Scientific study says that when Blue #1 is eaten, more than 90% can be found in feces. Meaning that the human body passes the dye through the digestion system and it is pooped out.
Human poop is all of the waste that your body does not absorb. The human body considers this blue food color as waste products.
My personal thoughts are about the poop.
If I eat something, and it’s just going to be discarded as waste – then why eat it?
If you eat a small piece of rubber, you will poop it out. Its foreign to your body. Your body does not want it. Most importantly is that your body knows that it is not food.
Artificial food colors have only 1 purpose, to change the color of a food. They do not effect flavor or provide nutrition. So why eat it?
Then along with the all of the controversy and theories floating around food dyes, what if a theory is correct?

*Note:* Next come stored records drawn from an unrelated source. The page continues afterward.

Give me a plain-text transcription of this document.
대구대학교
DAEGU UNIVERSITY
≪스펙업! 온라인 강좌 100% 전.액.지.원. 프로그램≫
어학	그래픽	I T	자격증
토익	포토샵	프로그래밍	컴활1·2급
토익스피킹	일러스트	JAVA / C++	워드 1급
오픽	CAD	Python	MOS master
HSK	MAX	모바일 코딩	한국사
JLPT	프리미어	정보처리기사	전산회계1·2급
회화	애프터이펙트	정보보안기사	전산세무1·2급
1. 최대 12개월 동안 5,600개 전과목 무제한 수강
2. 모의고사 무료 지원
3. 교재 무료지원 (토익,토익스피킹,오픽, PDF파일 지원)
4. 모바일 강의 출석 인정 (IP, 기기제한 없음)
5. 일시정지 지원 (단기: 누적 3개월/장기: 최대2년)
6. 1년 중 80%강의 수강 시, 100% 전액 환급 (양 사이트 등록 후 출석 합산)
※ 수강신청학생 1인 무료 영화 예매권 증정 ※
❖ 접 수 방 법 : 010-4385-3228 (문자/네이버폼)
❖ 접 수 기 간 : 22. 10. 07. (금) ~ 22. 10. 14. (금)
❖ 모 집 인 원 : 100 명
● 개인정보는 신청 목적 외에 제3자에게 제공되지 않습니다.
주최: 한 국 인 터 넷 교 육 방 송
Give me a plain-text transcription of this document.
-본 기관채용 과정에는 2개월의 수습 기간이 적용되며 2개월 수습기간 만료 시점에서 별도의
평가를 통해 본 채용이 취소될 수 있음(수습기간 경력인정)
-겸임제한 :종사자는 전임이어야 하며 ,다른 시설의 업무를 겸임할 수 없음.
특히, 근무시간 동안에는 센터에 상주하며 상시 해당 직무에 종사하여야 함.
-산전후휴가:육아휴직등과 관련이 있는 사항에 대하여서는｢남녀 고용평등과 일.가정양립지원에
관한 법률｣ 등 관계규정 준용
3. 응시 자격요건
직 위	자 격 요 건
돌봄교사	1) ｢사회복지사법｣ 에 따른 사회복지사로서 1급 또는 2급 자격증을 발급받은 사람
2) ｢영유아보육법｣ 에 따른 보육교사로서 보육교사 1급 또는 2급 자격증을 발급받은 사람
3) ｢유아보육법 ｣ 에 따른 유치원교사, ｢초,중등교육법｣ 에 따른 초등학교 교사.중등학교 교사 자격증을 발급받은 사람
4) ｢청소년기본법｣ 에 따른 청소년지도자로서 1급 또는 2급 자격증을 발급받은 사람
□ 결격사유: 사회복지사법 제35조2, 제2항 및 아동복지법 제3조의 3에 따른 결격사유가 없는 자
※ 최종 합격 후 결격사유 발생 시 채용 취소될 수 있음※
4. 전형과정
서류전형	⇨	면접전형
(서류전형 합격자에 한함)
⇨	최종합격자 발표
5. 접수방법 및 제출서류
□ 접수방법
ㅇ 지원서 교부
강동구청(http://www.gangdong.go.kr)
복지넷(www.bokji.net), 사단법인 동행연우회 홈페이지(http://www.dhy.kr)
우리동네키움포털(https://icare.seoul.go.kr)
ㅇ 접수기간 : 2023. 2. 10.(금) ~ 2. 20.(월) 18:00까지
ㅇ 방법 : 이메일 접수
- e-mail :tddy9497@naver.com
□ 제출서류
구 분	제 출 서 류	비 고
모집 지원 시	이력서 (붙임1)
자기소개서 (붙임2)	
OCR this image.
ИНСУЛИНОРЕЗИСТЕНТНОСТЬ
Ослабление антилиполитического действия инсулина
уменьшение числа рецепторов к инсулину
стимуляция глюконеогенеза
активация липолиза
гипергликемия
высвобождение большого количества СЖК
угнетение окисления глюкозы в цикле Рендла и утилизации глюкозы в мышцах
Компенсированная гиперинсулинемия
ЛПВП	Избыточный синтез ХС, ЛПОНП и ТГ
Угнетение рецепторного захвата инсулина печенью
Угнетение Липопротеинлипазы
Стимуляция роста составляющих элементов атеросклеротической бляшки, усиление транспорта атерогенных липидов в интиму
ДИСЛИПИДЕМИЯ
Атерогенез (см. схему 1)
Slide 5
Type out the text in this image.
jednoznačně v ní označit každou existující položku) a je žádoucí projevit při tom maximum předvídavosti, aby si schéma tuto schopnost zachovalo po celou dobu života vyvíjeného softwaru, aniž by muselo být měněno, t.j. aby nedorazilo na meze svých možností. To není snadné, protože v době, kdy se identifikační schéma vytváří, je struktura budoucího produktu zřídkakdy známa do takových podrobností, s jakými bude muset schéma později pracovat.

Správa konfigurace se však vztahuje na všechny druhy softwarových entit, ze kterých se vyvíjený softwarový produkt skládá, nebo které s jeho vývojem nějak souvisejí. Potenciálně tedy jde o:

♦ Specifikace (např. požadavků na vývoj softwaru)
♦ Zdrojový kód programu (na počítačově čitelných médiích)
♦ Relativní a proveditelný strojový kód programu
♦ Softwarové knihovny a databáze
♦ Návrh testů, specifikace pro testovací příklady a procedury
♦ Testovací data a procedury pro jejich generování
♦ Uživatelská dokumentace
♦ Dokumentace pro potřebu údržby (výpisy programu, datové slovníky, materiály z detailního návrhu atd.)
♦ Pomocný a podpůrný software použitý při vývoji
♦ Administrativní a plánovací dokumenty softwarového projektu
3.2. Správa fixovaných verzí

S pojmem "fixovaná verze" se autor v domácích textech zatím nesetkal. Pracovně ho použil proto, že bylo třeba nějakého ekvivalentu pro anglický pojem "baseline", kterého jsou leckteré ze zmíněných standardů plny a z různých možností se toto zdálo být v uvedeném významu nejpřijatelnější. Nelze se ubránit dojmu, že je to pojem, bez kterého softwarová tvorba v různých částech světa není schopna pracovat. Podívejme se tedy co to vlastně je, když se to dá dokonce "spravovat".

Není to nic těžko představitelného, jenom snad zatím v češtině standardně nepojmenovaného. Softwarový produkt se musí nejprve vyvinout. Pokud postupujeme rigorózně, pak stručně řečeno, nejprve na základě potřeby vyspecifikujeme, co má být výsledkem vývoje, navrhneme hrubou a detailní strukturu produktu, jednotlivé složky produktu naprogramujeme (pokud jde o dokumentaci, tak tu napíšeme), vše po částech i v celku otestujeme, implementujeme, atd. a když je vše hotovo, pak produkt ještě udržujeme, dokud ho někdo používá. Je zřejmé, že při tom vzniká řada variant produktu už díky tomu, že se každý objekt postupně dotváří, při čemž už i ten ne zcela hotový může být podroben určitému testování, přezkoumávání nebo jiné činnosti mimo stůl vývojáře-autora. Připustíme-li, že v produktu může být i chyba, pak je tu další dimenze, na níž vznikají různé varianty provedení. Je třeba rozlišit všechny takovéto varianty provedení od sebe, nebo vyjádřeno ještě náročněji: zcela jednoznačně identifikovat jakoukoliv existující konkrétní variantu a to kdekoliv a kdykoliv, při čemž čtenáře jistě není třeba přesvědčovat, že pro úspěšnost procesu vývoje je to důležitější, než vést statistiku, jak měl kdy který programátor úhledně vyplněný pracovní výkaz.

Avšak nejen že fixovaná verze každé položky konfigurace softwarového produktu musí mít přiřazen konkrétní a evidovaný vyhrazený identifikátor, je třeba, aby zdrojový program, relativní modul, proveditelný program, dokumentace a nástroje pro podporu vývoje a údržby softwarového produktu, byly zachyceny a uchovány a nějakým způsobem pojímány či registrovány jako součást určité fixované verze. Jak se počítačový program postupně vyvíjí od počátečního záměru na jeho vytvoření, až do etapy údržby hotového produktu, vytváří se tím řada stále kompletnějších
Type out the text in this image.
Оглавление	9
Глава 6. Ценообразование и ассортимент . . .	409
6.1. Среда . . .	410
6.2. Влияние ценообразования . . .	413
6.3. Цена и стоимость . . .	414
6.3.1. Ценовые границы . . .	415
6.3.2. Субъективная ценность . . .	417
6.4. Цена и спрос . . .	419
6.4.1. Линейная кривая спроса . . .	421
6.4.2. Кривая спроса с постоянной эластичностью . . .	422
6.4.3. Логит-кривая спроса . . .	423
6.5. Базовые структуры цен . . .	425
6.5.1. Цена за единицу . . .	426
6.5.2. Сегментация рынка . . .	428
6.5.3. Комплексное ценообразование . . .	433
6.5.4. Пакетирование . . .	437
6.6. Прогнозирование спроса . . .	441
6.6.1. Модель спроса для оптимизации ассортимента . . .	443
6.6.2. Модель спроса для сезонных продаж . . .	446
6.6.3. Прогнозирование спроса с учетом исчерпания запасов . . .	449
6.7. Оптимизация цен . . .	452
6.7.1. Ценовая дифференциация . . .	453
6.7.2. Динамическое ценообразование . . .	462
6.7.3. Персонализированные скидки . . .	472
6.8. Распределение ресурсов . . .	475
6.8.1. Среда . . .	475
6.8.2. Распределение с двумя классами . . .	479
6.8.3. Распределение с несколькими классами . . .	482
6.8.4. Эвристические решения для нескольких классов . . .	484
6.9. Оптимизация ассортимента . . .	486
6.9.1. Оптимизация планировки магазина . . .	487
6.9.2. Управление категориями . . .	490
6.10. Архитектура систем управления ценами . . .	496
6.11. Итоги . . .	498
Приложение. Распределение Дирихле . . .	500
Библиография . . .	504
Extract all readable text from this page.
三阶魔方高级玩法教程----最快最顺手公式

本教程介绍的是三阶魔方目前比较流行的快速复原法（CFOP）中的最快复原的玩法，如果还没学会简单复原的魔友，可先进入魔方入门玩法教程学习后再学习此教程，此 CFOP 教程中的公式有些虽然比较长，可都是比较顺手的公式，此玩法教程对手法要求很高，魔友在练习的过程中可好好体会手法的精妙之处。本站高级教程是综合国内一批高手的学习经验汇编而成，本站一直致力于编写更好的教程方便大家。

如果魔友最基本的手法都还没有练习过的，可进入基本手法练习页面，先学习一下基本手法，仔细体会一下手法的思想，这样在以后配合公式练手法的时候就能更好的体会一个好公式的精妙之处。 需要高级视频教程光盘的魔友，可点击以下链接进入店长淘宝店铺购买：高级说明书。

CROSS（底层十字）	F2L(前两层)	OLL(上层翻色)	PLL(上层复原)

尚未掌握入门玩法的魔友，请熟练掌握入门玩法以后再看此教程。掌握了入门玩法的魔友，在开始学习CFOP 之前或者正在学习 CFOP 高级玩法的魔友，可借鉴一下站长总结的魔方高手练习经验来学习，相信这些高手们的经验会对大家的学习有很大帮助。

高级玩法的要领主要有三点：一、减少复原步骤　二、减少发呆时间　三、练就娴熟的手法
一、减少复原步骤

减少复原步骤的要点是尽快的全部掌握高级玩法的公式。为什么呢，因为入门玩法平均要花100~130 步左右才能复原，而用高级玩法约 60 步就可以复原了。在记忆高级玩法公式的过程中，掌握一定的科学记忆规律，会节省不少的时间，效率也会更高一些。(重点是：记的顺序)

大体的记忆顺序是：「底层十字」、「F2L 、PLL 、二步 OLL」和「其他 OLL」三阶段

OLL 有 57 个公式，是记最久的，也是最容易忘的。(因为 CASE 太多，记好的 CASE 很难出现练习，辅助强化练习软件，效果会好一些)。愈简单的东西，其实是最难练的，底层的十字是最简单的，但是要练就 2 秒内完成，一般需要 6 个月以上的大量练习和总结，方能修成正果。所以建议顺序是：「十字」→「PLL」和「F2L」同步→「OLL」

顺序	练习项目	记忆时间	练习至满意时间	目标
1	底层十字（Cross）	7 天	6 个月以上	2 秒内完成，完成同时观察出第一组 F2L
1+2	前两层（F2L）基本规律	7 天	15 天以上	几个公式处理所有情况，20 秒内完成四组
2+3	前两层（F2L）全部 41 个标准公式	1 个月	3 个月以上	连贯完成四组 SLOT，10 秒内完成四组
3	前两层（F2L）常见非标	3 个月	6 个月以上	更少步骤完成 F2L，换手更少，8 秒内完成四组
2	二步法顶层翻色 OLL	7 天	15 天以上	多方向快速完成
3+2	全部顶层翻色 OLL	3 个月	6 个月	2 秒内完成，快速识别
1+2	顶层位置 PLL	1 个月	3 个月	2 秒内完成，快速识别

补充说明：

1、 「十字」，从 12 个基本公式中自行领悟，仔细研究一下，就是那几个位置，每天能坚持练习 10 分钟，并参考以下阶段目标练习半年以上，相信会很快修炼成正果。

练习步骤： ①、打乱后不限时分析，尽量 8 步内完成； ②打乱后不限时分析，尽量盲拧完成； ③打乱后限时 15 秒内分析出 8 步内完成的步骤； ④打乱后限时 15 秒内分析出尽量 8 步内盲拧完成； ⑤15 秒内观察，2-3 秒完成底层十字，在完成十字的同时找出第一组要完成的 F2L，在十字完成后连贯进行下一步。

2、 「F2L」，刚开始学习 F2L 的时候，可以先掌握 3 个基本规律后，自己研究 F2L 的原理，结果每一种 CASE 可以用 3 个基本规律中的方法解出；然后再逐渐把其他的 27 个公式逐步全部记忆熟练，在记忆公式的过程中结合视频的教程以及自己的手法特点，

It just leads me to think that consuming artificial food colors just isn’t worth it at all.
- No point
- Speculations of risk
- Proof that you body rejects them
So I would put FD&C 1 Lake on the “Do Not Eat List”. It’s just not worth it. Even though the dye is FDA approved, it should probably be avoided in a diet.
If it can’t be completely avoided, it can easily be restricted to consumed only as needed. I know that you can completely avoid any possible risk, by simply not eating it.
Products With FD&C Blue 1 Lake As An Ingredient
These are the products we have dissected, that contain the blue color. On these labels “FD&C Blue 1 Lake” is stated as an ingredient on the package. This list will grow as we dissect more products.
- Family Wellness Extra Strength Antacid Tablets sold by Family Dollar stores. Assorted Berry Flavors in the 96 chewable tablets package size. Calcium Carbonate is listed as the the only active ingredient. There are also 11 inactive ingredients listed in this same product. Including Adipic Acid, Corn Starch, Crospovidone, Dextrose, FD&C Blue 1 Lake, FD&C Red 40 Lake, Flavors, Magnesium Stearate, Maltodextrin, Sucrose, Talc.